Once the synthetic data is loaded, iterate with:

./scripts/dbt-local run

Agentic Workflow

If you are using coding agents in this repo, the local workflow guidance lives in AGENTS.md.

dbt Variables

Set Tuva vars under the vars: key in your dbt_project.yml. Use dbt selectors to run individual marts; the vars below control broad data domains, shared runtime behavior, and the synthetic bootstrap flow used by integration_tests.

Broad Enablement

Variable Root Default integration_tests Default Description
claims_enabled false true Enable claims-based models.
clinical_enabled false true Enable clinical-based models.
provider_attribution_enabled false true Enable provider attribution models. Claims input must also be enabled.
semantic_layer_enabled false true Enable semantic-layer models. Claims-dependent semantic models also require claims_enabled.
fhir_preprocessing_enabled false false Enable FHIR preprocessing models.

Shared Runtime Configuration

Variable Default Description
tuva_last_run Current UTC timestamp Populates the tuva_last_run column in output models.
tuva_schema_prefix unset Prefixes output schemas, for example myprefix_core.
cms_hcc_payment_year Current year CMS-HCC payment year used for risk scoring.
quality_measures_period_end Current year-end Optional reporting-period end date for quality measures.
record_type "ip" CCSR record type: "ip" for inpatient or "op" for outpatient.
dxccsr_version "2023.1" CCSR diagnosis mapping version.
prccsr_version "2023.1" CCSR procedure mapping version.
provider_attribution_as_of_date unset Optional YYYY-MM-DD override for provider attribution current-state calculations.

Seed And Feature Configuration

Variable Default Description
custom_bucket_name "tuva-public-resources" Default bucket for versioned Tuva seed artifacts.
tuva_seed_version "1.0.0" Default versioned seed folder used when no per-database override is provided.

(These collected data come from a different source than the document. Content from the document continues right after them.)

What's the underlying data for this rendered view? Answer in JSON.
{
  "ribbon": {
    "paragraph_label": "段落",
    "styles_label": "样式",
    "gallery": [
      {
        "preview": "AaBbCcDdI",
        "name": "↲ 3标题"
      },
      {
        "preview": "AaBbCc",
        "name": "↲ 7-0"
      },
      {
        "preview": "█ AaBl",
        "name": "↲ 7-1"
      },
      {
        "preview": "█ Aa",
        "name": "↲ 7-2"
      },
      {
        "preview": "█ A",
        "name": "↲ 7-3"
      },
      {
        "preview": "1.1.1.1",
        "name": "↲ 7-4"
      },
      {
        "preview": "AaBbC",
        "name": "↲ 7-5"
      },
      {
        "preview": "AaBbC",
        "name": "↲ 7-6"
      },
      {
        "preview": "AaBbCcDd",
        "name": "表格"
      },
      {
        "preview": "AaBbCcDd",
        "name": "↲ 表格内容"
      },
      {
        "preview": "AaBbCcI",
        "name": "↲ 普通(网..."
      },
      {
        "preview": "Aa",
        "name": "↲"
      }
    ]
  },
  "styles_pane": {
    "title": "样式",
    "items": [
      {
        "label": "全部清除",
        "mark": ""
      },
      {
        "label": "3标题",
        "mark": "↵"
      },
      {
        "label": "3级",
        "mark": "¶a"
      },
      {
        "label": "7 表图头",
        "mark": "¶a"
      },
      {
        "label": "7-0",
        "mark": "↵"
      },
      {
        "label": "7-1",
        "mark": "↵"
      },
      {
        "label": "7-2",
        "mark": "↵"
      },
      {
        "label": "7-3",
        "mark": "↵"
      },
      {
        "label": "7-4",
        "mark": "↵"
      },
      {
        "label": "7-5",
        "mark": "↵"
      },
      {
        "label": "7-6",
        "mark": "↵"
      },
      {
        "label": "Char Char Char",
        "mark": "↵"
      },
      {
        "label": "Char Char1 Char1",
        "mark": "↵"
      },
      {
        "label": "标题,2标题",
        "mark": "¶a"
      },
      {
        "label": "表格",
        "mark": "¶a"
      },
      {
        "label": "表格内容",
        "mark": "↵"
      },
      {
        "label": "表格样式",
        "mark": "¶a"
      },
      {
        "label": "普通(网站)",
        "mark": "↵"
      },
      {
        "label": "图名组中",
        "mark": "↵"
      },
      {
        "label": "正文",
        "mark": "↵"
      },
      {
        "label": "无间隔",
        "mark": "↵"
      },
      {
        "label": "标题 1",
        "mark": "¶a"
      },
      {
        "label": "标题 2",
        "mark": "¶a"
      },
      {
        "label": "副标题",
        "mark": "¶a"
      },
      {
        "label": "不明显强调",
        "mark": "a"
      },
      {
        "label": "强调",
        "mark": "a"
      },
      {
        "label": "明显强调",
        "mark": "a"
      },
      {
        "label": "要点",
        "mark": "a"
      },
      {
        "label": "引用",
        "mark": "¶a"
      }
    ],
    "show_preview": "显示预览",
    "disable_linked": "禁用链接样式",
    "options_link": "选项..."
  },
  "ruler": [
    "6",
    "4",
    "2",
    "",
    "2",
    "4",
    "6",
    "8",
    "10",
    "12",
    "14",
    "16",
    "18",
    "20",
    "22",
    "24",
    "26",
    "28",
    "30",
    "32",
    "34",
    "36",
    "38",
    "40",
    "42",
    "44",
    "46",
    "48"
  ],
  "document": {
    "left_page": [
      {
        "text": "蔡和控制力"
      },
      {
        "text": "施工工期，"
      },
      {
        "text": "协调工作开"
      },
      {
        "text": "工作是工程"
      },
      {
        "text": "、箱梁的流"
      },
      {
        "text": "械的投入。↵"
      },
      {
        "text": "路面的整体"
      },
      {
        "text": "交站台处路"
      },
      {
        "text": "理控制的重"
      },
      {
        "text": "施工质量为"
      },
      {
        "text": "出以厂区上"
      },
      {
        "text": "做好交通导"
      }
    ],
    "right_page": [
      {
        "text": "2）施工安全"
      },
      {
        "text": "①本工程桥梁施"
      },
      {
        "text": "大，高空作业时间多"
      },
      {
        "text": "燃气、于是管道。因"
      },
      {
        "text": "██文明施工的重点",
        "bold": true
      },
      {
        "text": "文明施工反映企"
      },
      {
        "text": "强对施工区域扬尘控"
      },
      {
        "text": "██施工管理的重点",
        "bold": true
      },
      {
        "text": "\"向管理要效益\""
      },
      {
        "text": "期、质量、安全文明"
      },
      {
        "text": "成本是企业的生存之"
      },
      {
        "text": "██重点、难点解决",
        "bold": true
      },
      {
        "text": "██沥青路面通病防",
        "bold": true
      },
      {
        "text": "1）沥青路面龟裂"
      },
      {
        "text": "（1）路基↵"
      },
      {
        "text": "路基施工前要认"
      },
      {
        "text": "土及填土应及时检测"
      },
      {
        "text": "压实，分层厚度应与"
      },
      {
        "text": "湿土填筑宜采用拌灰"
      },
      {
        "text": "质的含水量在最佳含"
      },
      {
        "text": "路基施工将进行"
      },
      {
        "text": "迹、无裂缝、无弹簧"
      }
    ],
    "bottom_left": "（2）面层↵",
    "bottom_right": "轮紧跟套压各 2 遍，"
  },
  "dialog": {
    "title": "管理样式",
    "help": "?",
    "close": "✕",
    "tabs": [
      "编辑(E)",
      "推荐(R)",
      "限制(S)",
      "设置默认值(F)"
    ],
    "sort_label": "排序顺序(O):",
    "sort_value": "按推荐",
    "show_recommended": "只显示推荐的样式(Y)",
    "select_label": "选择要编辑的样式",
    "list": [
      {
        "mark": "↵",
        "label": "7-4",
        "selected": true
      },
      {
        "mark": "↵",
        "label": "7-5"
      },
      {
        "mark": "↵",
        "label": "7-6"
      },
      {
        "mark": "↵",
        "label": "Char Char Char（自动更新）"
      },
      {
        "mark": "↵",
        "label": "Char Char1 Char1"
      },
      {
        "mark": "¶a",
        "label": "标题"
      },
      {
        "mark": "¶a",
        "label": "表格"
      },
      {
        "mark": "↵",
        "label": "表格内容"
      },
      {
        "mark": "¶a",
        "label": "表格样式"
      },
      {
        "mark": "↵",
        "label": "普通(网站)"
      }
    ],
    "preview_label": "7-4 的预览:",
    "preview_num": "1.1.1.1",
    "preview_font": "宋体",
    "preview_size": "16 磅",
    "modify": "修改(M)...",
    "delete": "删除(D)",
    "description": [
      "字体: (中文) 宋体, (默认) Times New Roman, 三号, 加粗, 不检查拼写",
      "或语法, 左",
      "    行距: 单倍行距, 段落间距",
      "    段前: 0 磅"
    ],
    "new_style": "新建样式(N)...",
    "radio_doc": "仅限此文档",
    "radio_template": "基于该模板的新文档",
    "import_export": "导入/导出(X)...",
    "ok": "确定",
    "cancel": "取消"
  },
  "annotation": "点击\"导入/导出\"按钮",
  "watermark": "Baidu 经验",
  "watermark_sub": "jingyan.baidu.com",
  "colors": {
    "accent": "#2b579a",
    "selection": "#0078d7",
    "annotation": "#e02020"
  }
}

Leading v is optional.
tuva_seed_versions {concept_library: "1.0.1", reference_data: "1.0.0", terminology: "1.0.0", value_sets: "1.0.0", provider_data: "1.0.0", synthetic_data: "1.0.0"} Optional per-database version overrides keyed by concept_library, reference_data, terminology, value_sets, provider_data, or synthetic_data.
tuva_seed_buckets {} Optional per-database bucket overrides for concept_library, reference_data, terminology, value_sets, provider_data, or synthetic_data.
synthetic_data_size small in integration_tests Selects the small or large synthetic input payload when running integration_tests.
enable_input_layer_testing true Runs DQI checks on the input layer.
enable_legacy_data_quality false Builds the legacy pre-DQI data-quality models.
enable_normalize_engine false Set to unmapped to surface unmapped code models, or true to also use custom mappings.

See the maintained docs reference at thetuvaproject.com/dbt-variables for examples and more detail.

Publishing Versioned Seed Artifacts

Use scripts/publish-dolthub-seeds to publish the latest public DoltHub databases to versioned S3 folders.

Required inputs:

  • --version v1.0.0
  • AWS CLI credentials via AWS_ACCESS_KEY_ID and AWS_SECRET_ACCESS_KEY

Optional inputs:

  • --bucket reference_data=my-bucket
  • --bucket value_sets=my-other-bucket/prefix
  • --database terminology
  • --download-only

The script publishes to the normalized layout:

  • s3://<bucket>/<database-folder>/<version>/<table>.csv.gz

Mirroring Seed Releases To GCS And Azure

Use scripts/mirror-seed-release after an S3 publish to copy the same versioned release to GCS and Azure Blob Storage.

Required access:

  • AWS CLI access to read s3://tuva-public-resources
  • gsutil access to write gs://tuva-public-resources
  • Azure Storage Blob Data Contributor or equivalent on storage account tuvapublicresources, container tuva-public-resources

Example:

scripts/mirror-seed-release --version v1.0.0

The script mirrors:

  • s3://tuva-public-resources/<database-folder>/<version>/...
  • gs://tuva-public-resources/<database-folder>/<version>/...
  • https://tuvapublicresources.blob.core.windows.net/tuva-public-resources/<database-folder>/<version>/...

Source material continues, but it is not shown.